George a newcomer to N scale poses these questions:

“I have a simple oval layout with two turnouts, both Kato #6 ( 1 ea. Left (R718-15^) and 1ea. Right (R718-15^)). The turnouts provide switching to an inside partial oval that parallels portions of straight sections in the middle of the oval, and the arcing section of the oval at only one end.

The problem I have is this:

1) If I throw both turnouts from the straight to switched position in preparation of my train accessing in the ‘inside’ leg, there is no power on my mainline and the train comes to a stop.

2) If I throw the first turnout (the #6 Left) to the switched position by itself to get the train onto the inside leg, I then have to throw it back to the straight position while simultaneously throwing the second turnout (the #6 Right) from the straight position to the switched position to get the train back onto the mainline.

3) There is no way to set the two switches so the train runs continually from the mainline to the inside leg without manipulating these turnouts as I’ve described.

I just started in this hobby a couple of weeks ago, so my ignorance is profound!

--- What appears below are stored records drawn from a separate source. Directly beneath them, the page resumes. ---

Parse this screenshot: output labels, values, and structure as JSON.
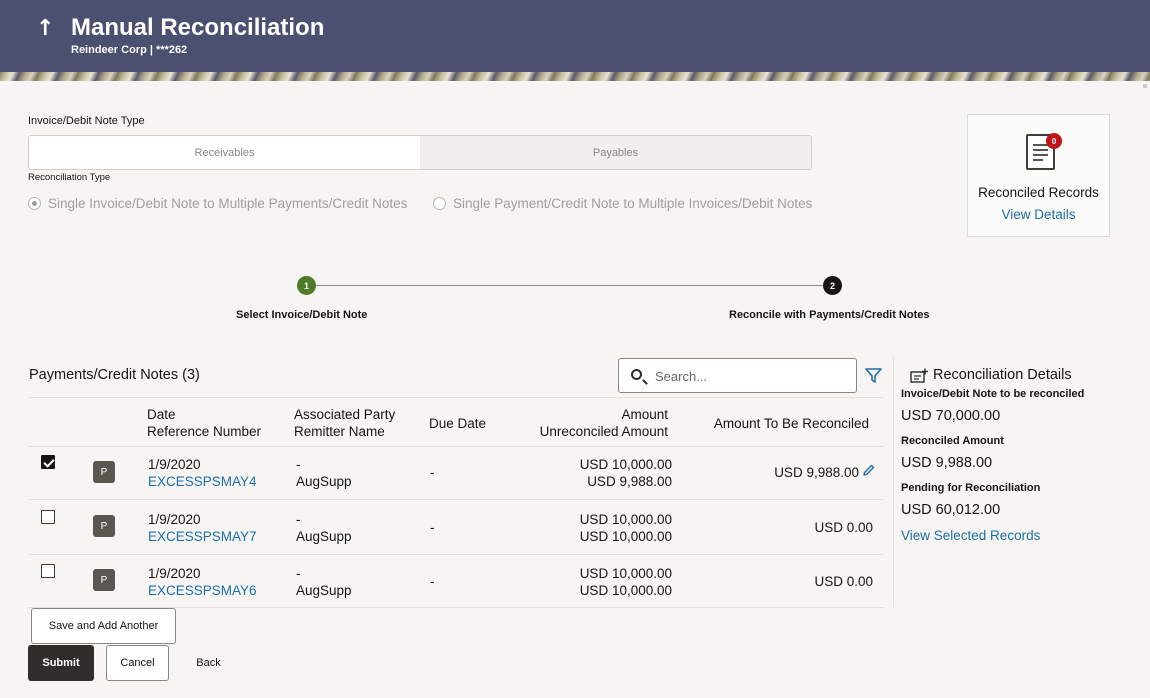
{
  "header": {
    "title": "Manual Reconciliation",
    "subtitle": "Reindeer Corp | ***262",
    "back_icon": "↑"
  },
  "invoice_type": {
    "label": "Invoice/Debit Note Type",
    "options": [
      "Receivables",
      "Payables"
    ],
    "selected": "Payables"
  },
  "reconciliation_type": {
    "label": "Reconciliation Type",
    "options": [
      "Single Invoice/Debit Note to Multiple Payments/Credit Notes",
      "Single Payment/Credit Note to Multiple Invoices/Debit Notes"
    ],
    "selected_index": 0
  },
  "reconciled_records": {
    "badge": "0",
    "label": "Reconciled Records",
    "link": "View Details"
  },
  "stepper": {
    "steps": [
      {
        "number": "1",
        "label": "Select Invoice/Debit Note",
        "color": "#4f7a28"
      },
      {
        "number": "2",
        "label": "Reconcile with Payments/Credit Notes",
        "color": "#161513"
      }
    ]
  },
  "payments": {
    "title": "Payments/Credit Notes (3)",
    "search_placeholder": "Search...",
    "columns": {
      "date_ref_1": "Date",
      "date_ref_2": "Reference Number",
      "party_1": "Associated Party",
      "party_2": "Remitter Name",
      "due_date": "Due Date",
      "amount_1": "Amount",
      "amount_2": "Unreconciled Amount",
      "to_reconcile": "Amount To Be Reconciled"
    },
    "rows": [
      {
        "checked": true,
        "tag": "P",
        "date": "1/9/2020",
        "ref": "EXCESSPSMAY4",
        "party": "-",
        "remitter": "AugSupp",
        "due": "-",
        "amount": "USD 10,000.00",
        "unreconciled": "USD 9,988.00",
        "to_reconcile": "USD 9,988.00"
      },
      {
        "checked": false,
        "tag": "P",
        "date": "1/9/2020",
        "ref": "EXCESSPSMAY7",
        "party": "-",
        "remitter": "AugSupp",
        "due": "-",
        "amount": "USD 10,000.00",
        "unreconciled": "USD 10,000.00",
        "to_reconcile": "USD 0.00"
      },
      {
        "checked": false,
        "tag": "P",
        "date": "1/9/2020",
        "ref": "EXCESSPSMAY6",
        "party": "-",
        "remitter": "AugSupp",
        "due": "-",
        "amount": "USD 10,000.00",
        "unreconciled": "USD 10,000.00",
        "to_reconcile": "USD 0.00"
      }
    ]
  },
  "reconciliation_details": {
    "title": "Reconciliation Details",
    "invoice_label": "Invoice/Debit Note to be reconciled",
    "invoice_value": "USD 70,000.00",
    "reconciled_label": "Reconciled Amount",
    "reconciled_value": "USD 9,988.00",
    "pending_label": "Pending for Reconciliation",
    "pending_value": "USD 60,012.00",
    "link": "View Selected Records"
  },
  "actions": {
    "save_add": "Save and Add Another",
    "submit": "Submit",
    "cancel": "Cancel",
    "back": "Back"
  }
}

But you see, I have a grandson ‘on the spectrum’ who is fascinated by trains and who I hoped would enjoy running trains with me, but this switching scheme is a frustration to him when he attempts to run the train.

Is there a remedy?”

3 Responses to Turnout Confusion

  • Raysays:

    Sounds like you have Insulfrog Turnouts which are great. Simple, just add bus wires to the inside track. [I dont think this is a reverse loop or it would short out]

  • Robertsays:

    Is it possible that your wiring from the transformer is connected to the main line between the two switches as shown in position 1. If that is the case shift the wires to position 2 and that will solve your problem.

  • Randall Styxsays:

    Ditto both Ray and Robert. Insulfrog turnouts (there are other names) are especially useful for sidings. Because only the leg to which the points direct the trains are powered through the turnout, the operator does not have to activate a separate switch to supply power to the siding. But if only the siding has power directly connected to it, when the turnout is switched to the other siding, neither the other siding nor the main line on the opposite side of the turnout will have power.